Shares of SoFi Technologies Inc. roared 10.9% higher in premarket trading Monday after the financial-services company easily topped earnings expectations for its latest quarter while seeing continued strength in personal lending.
The company reported a first-quarter net loss of $34 million, or 5 cents a share, whereas it recorded a loss of $110 million, or 14 cents a share, in the year-prior period. Analysts tracked by FactSet were expecting 8 cents a share in GAAP earnings.
SoFi (SOFI) also posted adjusted earnings before interest, taxes, depreciation and amortization (Ebitda) of $76 million, up from $9 million a year before and above the $42 million that analysts tracked by FactSet had been expecting.
GAAP revenue rose to $472 million from $330 million, while analysts were anticipating $436 million.

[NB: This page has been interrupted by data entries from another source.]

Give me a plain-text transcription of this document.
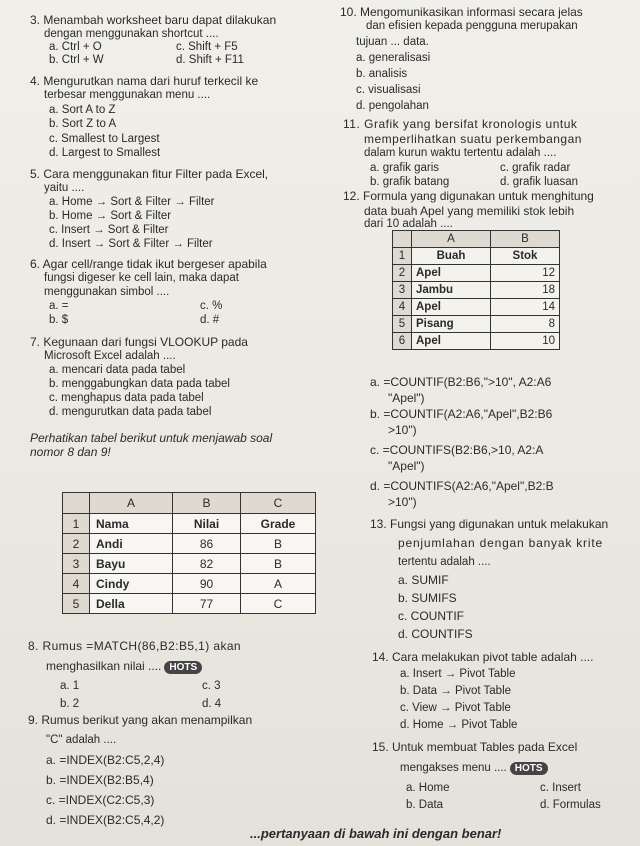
3. Menambah worksheet baru dapat dilakukan
dengan menggunakan shortcut ....
a. Ctrl + O	c. Shift + F5
b. Ctrl + W	d. Shift + F11
4. Mengurutkan nama dari huruf terkecil ke
terbesar menggunakan menu ....
a. Sort A to Z
b. Sort Z to A
c. Smallest to Largest
d. Largest to Smallest
5. Cara menggunakan fitur Filter pada Excel,
yaitu ....
a. Home → Sort & Filter → Filter
b. Home → Sort & Filter
c. Insert → Sort & Filter
d. Insert → Sort & Filter → Filter
6. Agar cell/range tidak ikut bergeser apabila
fungsi digeser ke cell lain, maka dapat
menggunakan simbol ....
a. =	c. %
b. $	d. #
7. Kegunaan dari fungsi VLOOKUP pada
Microsoft Excel adalah ....
a. mencari data pada tabel
b. menggabungkan data pada tabel
c. menghapus data pada tabel
d. mengurutkan data pada tabel
Perhatikan tabel berikut untuk menjawab soal
nomor 8 dan 9!
	A	B	C
1	Nama	Nilai	Grade
2	Andi	86	B
3	Bayu	82	B
4	Cindy	90	A
5	Della	77	C
8. Rumus =MATCH(86,B2:B5,1) akan
menghasilkan nilai .... HOTS
a. 1	c. 3
b. 2	d. 4
9. Rumus berikut yang akan menampilkan
"C" adalah ....
a. =INDEX(B2:C5,2,4)
b. =INDEX(B2:B5,4)
c. =INDEX(C2:C5,3)
d. =INDEX(B2:C5,4,2)
10. Mengomunikasikan informasi secara jelas
dan efisien kepada pengguna merupakan
tujuan ... data.
a. generalisasi
b. analisis
c. visualisasi
d. pengolahan
11. Grafik yang bersifat kronologis untuk
memperlihatkan suatu perkembangan
dalam kurun waktu tertentu adalah ....
a. grafik garis	c. grafik radar
b. grafik batang	d. grafik luasan
12. Formula yang digunakan untuk menghitung
data buah Apel yang memiliki stok lebih
dari 10 adalah ....
	A	B
1	Buah	Stok
2	Apel	12
3	Jambu	18
4	Apel	14
5	Pisang	8
6	Apel	10
a. =COUNTIF(B2:B6,">10", A2:A6
"Apel")
b. =COUNTIF(A2:A6,"Apel",B2:B6
>10")
c. =COUNTIFS(B2:B6,>10, A2:A
"Apel")
d. =COUNTIFS(A2:A6,"Apel",B2:B
>10")
13. Fungsi yang digunakan untuk melakukan
penjumlahan dengan banyak krite
tertentu adalah ....
a. SUMIF
b. SUMIFS
c. COUNTIF
d. COUNTIFS
14. Cara melakukan pivot table adalah ....
a. Insert → Pivot Table
b. Data → Pivot Table
c. View → Pivot Table
d. Home → Pivot Table
15. Untuk membuat Tables pada Excel
mengakses menu .... HOTS
a. Home	c. Insert
b. Data	d. Formulas
...pertanyaan di bawah ini dengan benar!
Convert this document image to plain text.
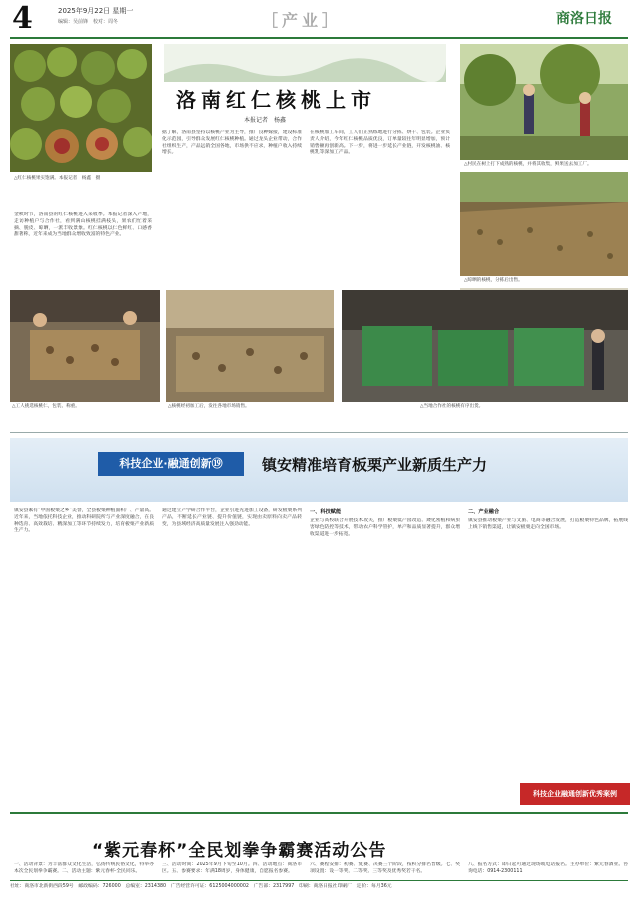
4	2025年9月22日 星期一
编辑：吴前锋　校对：周冬	［产业］	商洛日报
△红仁核桃果实饱满。本报记者　杨鑫　摄
△村民在树上打下成熟的核桃，并将其收集，鲜果送去加工厂。
△晾晒的核桃，分拣后出售。
△工人挑选核桃仁，包装、称重。	△核桃经初加工后，发往各地市场销售。	△当地合作社的核桃有序出货。
洛南红仁核桃上市
本报记者　杨鑫
金秋时节，洛南县的红仁核桃进入采收季。本报记者深入产地，走访种植户与合作社，看到满山核桃挂满枝头，果农们忙着采摘、脱皮、晾晒，一派丰收景象。红仁核桃以仁色鲜红、口感香甜著称，近年来成为当地群众增收致富的特色产业。
据了解，洛南县坚持以核桃产业为主导，推广良种嫁接，建设标准化示范园，引导群众发展红仁核桃种植。通过龙头企业带动，合作社组织生产，产品远销全国各地，市场供不应求，种植户收入持续增长。
在核桃加工车间，工人们正熟练地进行分拣、烘干、包装。企业负责人介绍，今年红仁核桃品质优良，订单量较往年明显增加，预计销售额再创新高。下一步，将进一步延长产业链，开发核桃油、核桃乳等深加工产品。
科技企业·融通创新⑲	镇安精准培育板栗产业新质生产力
镇安县素有“中国板栗之乡”美誉，全县板栗种植面积广、产量高。近年来，当地依托科技企业，推动科研院所与产业深度融合，在良种选育、高效栽培、精深加工等环节持续发力，培育板栗产业新质生产力。
通过建立产学研合作平台，企业引进先进加工设备，研发板栗系列产品，不断延长产业链、提升价值链，实现由卖原料向卖产品转变，为县域经济高质量发展注入强劲动能。
一、科技赋能
企业与高校联合开展技术攻关，推广板栗低产园改造、矮化密植和病虫害绿色防控等技术，带动农户科学管护，单产和品质显著提升，群众增收渠道进一步拓宽。
二、产业融合
镇安县推动板栗产业与文旅、电商等融合发展，打造板栗特色品牌，拓展线上线下销售渠道，让镇安板栗走向全国市场。
科技企业融通创新优秀案例
“紫元春杯”全民划拳争霸赛活动公告
一、活动背景：为丰富群众文化生活，弘扬传统民俗文化，特举办本次全民划拳争霸赛。二、活动主题：紫元春杯·全民同乐。
三、活动时间：2025年9月下旬至10月。四、活动地点：商洛市区。五、参赛要求：年满18周岁，身体健康，自愿报名参赛。
六、赛程安排：初赛、复赛、决赛三个阶段，按积分排名晋级。七、奖项设置：设一等奖、二等奖、三等奖及优秀奖若干名。
八、报名方式：即日起可通过现场或电话报名。主办单位：紫元春酒业。咨询电话：0914-2300111
社址：商洛市北新街西段59号　邮政编码：726000　总编室：2314380　广告经营许可证：6125004000002　广告部：2317997　印刷：商洛日报社印刷厂　定价：每月36元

The company saw more than 433,000 new member additions in the period, bringing its total member count up to almost 5.7 million by the end of the quarter.
Personal loan origination volumes shot up 46% to $2.95 billion, which the company said in a release was "aided by years of investment in technology to automate and accelerate the application-to-approval process for qualified borrowers and constant testing of risk controls and underwriting models to maintain high credit quality."
The strength in personal lending helped to make up for softer trends in the student-lending and home-lending segments. SoFi saw $525 million in student-loan origination volume during the first quarter, down 47% from a year before, and $90 million in home-loan origination volume, down 71%.
See also: SoFi's campaign to stop the student-loan payment pause that helps its own customers
SoFi's student-lending business has been weighed down by the student-loan moratorium, while the home-loan business has felt pressure from interest-rate trends and continued issues with SoFi's fulfillment partners.